Hakikati öğrenme ve kendini keşfetme arzusu her insanda aynı düzeyde açığa çıkmaya bilir, verili olana karşı direniş geleneğine dönüşmeye bilir. Fakat direniş realitesi bir hakikattır. Ezilen her insan bu hakikata tabi olmakla mükelleftir. insan olmak; kendi toplumsal anlamsallığından kaçıp başkaları tarafından tanımlanmış düşler, yalanlar ve yüzeysellikler dünyasında yaşamayı değil, tersine büyük acı ve zahmetlere yer vererek kendini toplumsallığının hakikatiyle bütünleşmektir. Yoksa diğer türlüsü hakikatsizliğin gırdabında, maddi dünyanın yaşayan ölüleri olmaktan öteye gitmeyecektir. Dolayısıyla Kimin öldüğü, kimin yaşadığı, kimin zincirlendiği, kimin Özgürleştiği, hakikatsizliğin mekanlarını terk etmekle kesinlik kazanacaktır. Ölümsüzlüğün ortaya çıktığı, bağımlılık zincirlerinin kırıldığı, özgürleşmesinin önündeki tüm engellerin kaldırıldığı tek yol hakikatsizliğin mekanlarını terk etmek olacaktır. Hakikatsizliğin bu türden mekanlarını terk etmek, hakikat arayışında Özgürleşmektir. Kendin toplumsallığının hakikati ile bütünleşmektir. Nitekim “Hakikat toplumsal varlığın özgürleşmesidir… Özgür olmak, anlamlı ve hakikatli olmakla mümkündür. Özgürlüğü olmayanın kimliği, dolayısıyla anlamı ve hakikati de olmaz. Hakikat gerçek olmayıp, gerçeğin bilince varmış halidir. Hakikatsiz gerçek, uyuyan gerçekliktir. Uyuyan gerçekliğin sorunu yoktur. Hakikat, uykudaki gerçekliğin uyandırılmış halidir.”
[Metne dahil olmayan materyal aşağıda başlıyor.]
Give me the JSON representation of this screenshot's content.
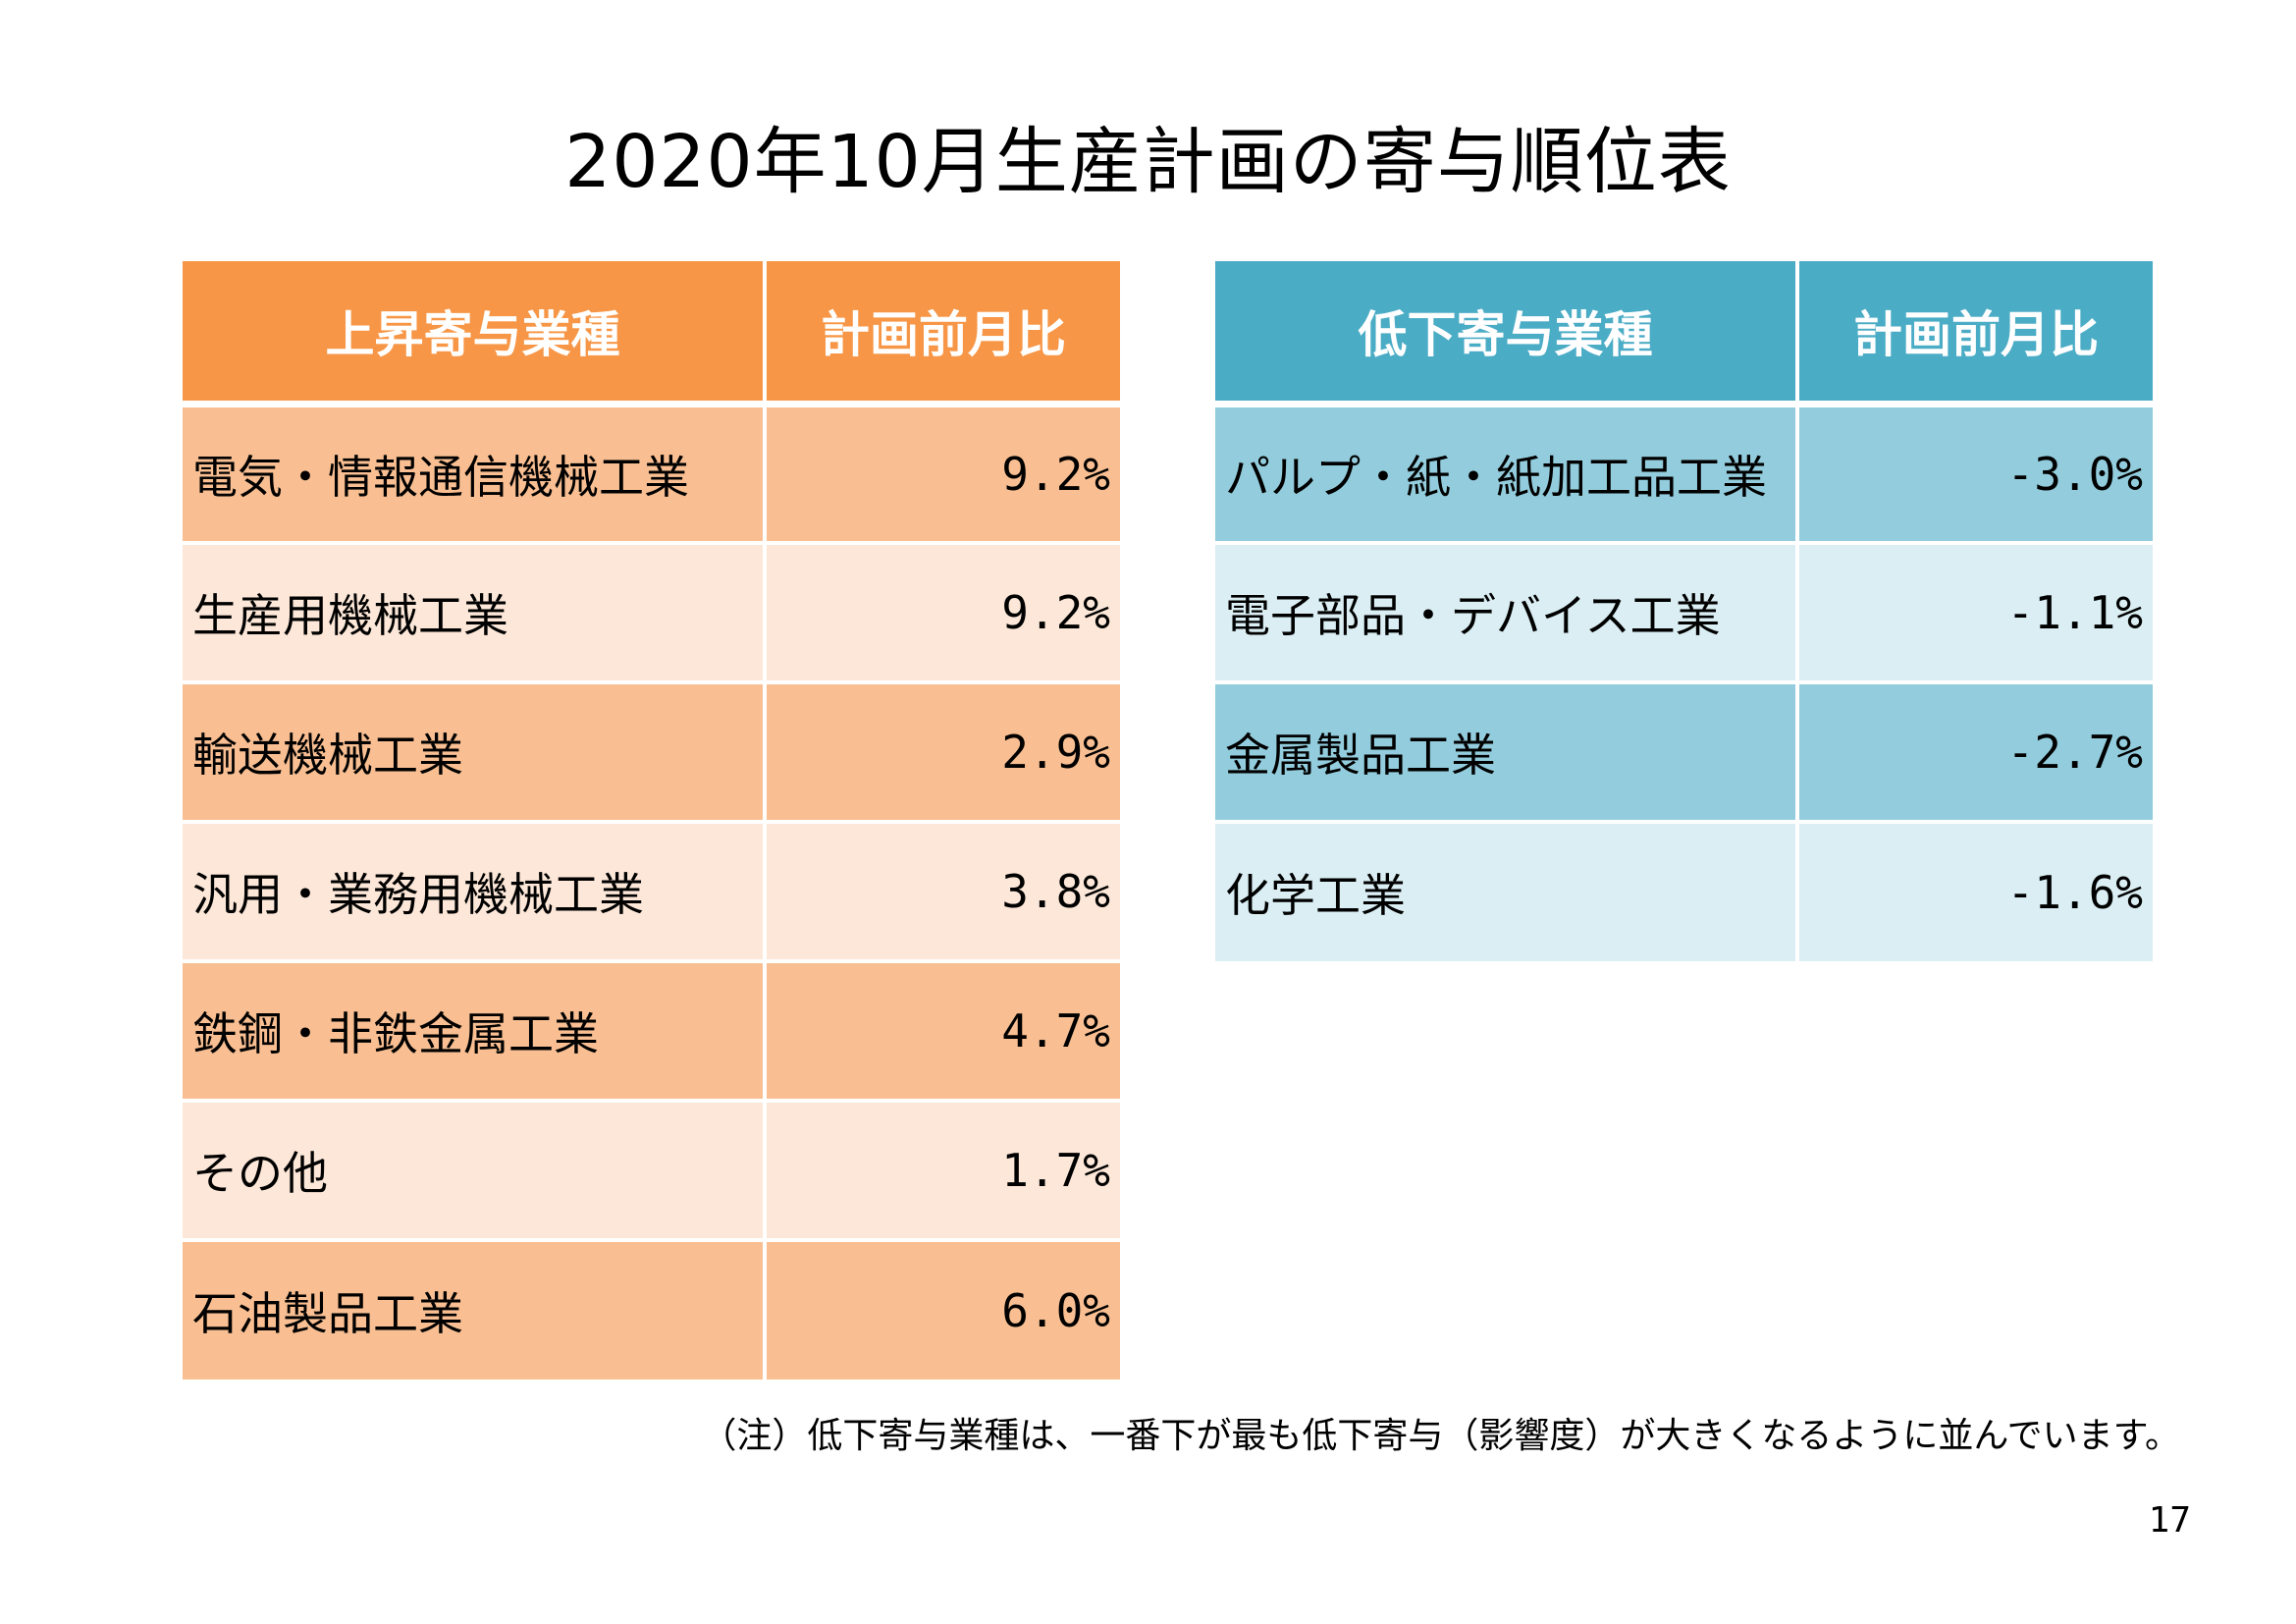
{
  "title": "2020年10月生産計画の寄与順位表",
  "colors": {
    "rise_header": "#f79646",
    "rise_row_dark": "#f9bf92",
    "rise_row_light": "#fce7d8",
    "fall_header": "#4bacc6",
    "fall_row_dark": "#93cddd",
    "fall_row_light": "#daeef3"
  },
  "rise_table": {
    "header_industry": "上昇寄与業種",
    "header_value": "計画前月比",
    "rows": [
      {
        "industry": "電気・情報通信機械工業",
        "value": "9.2%"
      },
      {
        "industry": "生産用機械工業",
        "value": "9.2%"
      },
      {
        "industry": "輸送機械工業",
        "value": "2.9%"
      },
      {
        "industry": "汎用・業務用機械工業",
        "value": "3.8%"
      },
      {
        "industry": "鉄鋼・非鉄金属工業",
        "value": "4.7%"
      },
      {
        "industry": "その他",
        "value": "1.7%"
      },
      {
        "industry": "石油製品工業",
        "value": "6.0%"
      }
    ]
  },
  "fall_table": {
    "header_industry": "低下寄与業種",
    "header_value": "計画前月比",
    "rows": [
      {
        "industry": "パルプ・紙・紙加工品工業",
        "value": "-3.0%"
      },
      {
        "industry": "電子部品・デバイス工業",
        "value": "-1.1%"
      },
      {
        "industry": "金属製品工業",
        "value": "-2.7%"
      },
      {
        "industry": "化学工業",
        "value": "-1.6%"
      }
    ]
  },
  "note": "（注）低下寄与業種は、一番下が最も低下寄与（影響度）が大きくなるように並んでいます。",
  "page_number": "17"
}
Toplumsal hakikatin uyandırılmamış hali, bilincin maddedeki erezyona uğramış hali gibidir. Çünkü ölü veya diri olmak sadece nefes alıp vermekle kanıtlanamaz. Bilinci idrak hakikatine götüremez, enerjinin akışını sağlayamaz. Bir arayış söz konusu olsada bireysellikten öteye götüremez. Bu açıdan toplumsal bilincin uyandırılmış hali, bilinmeyeni bilince çıkarma, süreklileşen bir özgürlük mücadelesine kavuşturma, ancak uykudan uyanmış bir hakikatin enerjisiyle mümkün kılınabilinir. Bu gerçekleşmediği müddetçe yaşayan ölüler topluluğundan kendimizi kurtaramayız.
Bu açıdan direnenler fiziki ölümden çekinmediler. Beyin ölümünü yaşamaktansa, direnerek şehitliğe ermek onur dediler. Kürdistan’da yaşam, ancak direnmekle olur.